From today's Desert Post Weekly . . .
Reprinted with a sort of implied permission
Can we still find peace and quiet in October?
If there's one thing The Rat has learned after years of living in the Coachella Valley, it's to really get out and enjoy the month of October. For us full-time desert rats this is the one window, when everyone else is in transition, that we can go out and enjoy the majestic desert as though it were all ours. Without getting scorched alive, I mean.
It's a great month. People are slowly starting to come out again, like the San Jacinto black bear after a winter's hibernation. We finally get a month with no holidays, major golf or tennis tournaments, or huge film and music festivals. The kids are back in school, and only a fraction of the snowbirds have nestled into their their winter resorts for the season.
But about those snowbirds. Not to get all statistical, but does it seem like the season's mode (occurring the most often) nesting point keeps occurring earlier and earlier?
Now don't get this rat wrong, he appreciates the added snowbird revenue as much as anyone else. Snowbird taxes help fund some of the things we take for granted here, like nice roads. Nice roads for the snowbirds to continuously clog up.
I mean seriously, 45 minutes from Palm Springs to LaQuinta? It's like 12 miles!
And that's just behind the wheel. Then once you get to your destination, count on waiting in line longer than you had to a month ago. I don't care if it's drinks at the Beer Hunter or toothpaste from Ralph's, (or beer flavored toothpaste from the novelty store), the lines definitely lengthen with the coming of fall. As a word to the wise, you may want to consider familiarizing yourself with those new "self-checkout" kiosks at grocery and department stores. If you can brave the modernized technology they will certainly cut down on your newly extended wait times.
But don't expect any brakes on the prices while you're there. Those also left with the 110 degree temps. The "summer specials" we full timers have come to enjoy won't be back for another nine months, so get used to it. But keep reading the Desert Post Weekly for coupons redeemable at your favorite stores.
The early snowbirds aren't all that might ruin The Rat's peaceful October, however. The other October-spoiler is kind of like a recurring summer hangover. Thankfully it only lasts a few days. And much like an actual hangover, it's usually accompanied by irritability and a splitting headache.
The Rat's talking about lawn scalping
That's right, scalping season is upon us, leaving many people irritable and downright irate about the ridiculous practice. Any day now we can start to expect an obscene amount of pollen, dust and mold to permeate our desert air, leaving tears, runny noses and headaches in its wake.

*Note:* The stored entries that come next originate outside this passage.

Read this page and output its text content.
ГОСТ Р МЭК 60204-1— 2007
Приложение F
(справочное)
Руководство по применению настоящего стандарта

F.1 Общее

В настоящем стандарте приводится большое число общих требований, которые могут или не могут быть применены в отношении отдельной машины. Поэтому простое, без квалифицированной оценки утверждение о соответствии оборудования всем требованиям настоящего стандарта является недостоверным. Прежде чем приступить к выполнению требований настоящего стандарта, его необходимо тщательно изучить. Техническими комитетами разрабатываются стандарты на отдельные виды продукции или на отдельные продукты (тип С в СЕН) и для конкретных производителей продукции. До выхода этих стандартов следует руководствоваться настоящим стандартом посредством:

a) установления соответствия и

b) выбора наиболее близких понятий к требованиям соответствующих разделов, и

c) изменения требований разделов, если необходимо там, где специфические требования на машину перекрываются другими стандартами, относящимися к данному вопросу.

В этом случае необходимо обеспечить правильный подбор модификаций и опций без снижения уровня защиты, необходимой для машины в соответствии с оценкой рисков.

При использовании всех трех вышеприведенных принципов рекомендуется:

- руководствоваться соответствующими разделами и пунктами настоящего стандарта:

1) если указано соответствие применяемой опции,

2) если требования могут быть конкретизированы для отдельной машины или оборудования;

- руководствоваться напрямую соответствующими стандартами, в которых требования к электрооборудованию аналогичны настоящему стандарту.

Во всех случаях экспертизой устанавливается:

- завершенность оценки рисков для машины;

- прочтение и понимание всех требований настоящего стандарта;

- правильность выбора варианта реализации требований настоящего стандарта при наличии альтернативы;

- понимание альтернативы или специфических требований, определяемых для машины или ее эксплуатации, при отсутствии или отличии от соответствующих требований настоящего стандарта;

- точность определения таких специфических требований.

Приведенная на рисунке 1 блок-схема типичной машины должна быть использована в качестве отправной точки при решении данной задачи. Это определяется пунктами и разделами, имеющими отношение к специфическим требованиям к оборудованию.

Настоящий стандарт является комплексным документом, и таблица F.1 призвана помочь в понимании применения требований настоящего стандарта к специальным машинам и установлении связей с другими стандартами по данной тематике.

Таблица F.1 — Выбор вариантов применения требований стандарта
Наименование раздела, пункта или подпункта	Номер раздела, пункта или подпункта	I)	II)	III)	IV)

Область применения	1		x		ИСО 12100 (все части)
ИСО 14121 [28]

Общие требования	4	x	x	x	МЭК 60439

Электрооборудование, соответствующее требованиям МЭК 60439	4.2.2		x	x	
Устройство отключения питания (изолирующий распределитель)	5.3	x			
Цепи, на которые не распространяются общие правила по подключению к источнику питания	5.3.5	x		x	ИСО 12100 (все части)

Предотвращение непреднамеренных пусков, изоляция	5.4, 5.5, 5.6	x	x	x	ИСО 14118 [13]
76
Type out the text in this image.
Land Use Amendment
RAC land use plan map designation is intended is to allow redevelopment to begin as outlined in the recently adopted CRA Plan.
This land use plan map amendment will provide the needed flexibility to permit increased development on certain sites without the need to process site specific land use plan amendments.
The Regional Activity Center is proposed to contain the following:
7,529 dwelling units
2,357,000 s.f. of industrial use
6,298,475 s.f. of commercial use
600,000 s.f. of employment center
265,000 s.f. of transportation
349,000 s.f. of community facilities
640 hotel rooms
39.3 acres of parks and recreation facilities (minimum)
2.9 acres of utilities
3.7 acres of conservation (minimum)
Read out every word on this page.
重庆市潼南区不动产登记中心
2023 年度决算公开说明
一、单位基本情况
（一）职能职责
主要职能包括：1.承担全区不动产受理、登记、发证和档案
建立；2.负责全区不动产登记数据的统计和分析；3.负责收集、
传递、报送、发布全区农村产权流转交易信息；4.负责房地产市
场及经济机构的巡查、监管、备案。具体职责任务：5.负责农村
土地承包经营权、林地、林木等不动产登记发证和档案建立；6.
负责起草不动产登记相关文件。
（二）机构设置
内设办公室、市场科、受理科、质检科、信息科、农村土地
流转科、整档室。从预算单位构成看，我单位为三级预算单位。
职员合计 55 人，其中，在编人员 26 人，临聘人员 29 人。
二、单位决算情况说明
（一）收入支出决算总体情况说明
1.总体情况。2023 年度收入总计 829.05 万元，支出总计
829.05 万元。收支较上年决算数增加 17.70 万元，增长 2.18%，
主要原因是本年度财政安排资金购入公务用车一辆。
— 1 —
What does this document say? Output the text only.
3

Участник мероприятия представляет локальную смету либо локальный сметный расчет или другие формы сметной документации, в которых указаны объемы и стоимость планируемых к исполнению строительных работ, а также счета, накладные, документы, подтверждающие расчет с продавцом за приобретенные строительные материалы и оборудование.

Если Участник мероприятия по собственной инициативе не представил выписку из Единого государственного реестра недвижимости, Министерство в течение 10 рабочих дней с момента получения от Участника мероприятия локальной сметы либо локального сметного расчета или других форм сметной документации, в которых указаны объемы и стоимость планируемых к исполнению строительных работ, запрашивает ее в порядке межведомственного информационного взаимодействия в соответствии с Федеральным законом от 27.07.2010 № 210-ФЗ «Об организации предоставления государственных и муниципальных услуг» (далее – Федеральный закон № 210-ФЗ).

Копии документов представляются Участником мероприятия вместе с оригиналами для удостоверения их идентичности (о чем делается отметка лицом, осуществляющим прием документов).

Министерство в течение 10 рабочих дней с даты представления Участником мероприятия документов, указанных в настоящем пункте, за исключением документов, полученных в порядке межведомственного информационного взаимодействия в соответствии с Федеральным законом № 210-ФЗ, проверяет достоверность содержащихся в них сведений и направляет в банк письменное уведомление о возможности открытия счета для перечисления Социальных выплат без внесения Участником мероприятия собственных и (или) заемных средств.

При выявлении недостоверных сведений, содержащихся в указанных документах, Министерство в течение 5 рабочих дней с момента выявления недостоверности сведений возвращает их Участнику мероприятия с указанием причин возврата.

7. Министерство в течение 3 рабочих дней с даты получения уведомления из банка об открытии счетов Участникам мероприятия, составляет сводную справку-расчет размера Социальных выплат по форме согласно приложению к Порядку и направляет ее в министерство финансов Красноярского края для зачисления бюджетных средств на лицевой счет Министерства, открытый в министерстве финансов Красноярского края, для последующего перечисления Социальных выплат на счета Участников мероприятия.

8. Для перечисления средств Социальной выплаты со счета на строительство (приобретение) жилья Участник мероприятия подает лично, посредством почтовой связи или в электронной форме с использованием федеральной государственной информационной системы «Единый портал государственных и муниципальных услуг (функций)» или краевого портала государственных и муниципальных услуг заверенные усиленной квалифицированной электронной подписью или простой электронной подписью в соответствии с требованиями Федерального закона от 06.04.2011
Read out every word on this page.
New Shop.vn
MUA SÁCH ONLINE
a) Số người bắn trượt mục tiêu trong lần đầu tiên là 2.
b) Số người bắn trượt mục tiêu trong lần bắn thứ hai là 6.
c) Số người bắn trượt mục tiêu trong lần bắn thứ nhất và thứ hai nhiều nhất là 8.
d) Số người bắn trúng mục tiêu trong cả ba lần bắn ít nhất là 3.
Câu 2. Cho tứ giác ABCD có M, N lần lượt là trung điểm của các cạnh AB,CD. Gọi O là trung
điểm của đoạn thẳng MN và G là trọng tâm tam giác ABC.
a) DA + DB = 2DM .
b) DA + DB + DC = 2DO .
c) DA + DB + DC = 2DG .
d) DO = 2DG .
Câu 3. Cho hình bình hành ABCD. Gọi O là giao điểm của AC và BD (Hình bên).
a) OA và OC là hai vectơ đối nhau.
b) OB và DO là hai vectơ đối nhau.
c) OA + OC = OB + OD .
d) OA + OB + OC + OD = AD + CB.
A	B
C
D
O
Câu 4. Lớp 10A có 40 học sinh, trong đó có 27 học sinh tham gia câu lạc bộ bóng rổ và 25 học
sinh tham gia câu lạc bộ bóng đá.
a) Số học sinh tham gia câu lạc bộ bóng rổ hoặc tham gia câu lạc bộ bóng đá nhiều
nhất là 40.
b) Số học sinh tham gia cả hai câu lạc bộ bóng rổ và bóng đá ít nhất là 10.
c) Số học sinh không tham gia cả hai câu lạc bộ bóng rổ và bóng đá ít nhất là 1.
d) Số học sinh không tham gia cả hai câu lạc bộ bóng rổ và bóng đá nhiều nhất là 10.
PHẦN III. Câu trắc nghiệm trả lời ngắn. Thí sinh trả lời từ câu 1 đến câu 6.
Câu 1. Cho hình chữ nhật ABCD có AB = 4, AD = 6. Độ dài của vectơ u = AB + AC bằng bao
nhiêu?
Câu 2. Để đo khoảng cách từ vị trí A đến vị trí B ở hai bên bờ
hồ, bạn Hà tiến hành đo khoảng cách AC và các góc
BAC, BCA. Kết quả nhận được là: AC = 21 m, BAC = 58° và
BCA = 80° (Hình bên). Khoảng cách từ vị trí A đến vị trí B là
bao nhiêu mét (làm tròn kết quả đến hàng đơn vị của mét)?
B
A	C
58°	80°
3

Despite the fact that we live in a desert, the people here like to see lush lawns in front of their homes, much like the lawns they're used to seeing in Washington or Minnesota or Canada for that matter. (This illegal immigrant problem is getting way out of hand.) But the same grass can't survive 110 degree temps in the summer and overnight lows of 40 degrees in the winter, so what's a lawn lover to do?
Act like an opportunist with an extra pair of Coachella tickets and start scalping. That means grind that summer Bermuda grass down to within an inch of the ground and start spreading the winter rye.
In the process, however, even the mildest of allergy sufferers come in to work in the morning looking like they were up all night watching Terms of Endearment. It's enough to make a grown rat cry. Or at least give the impression that he's been crying with his watery eyes and runny nose.
But there is a happy medium, and that is the turf lawn. Face it people, astroturf is the wave of the future! It requires no mowing, weed-wacking, and it won't give the kids grass stains on their new clothes. So come on people, why can't we all just get a lawn? A turf lawn that is. There's no sense crying over scalped grass.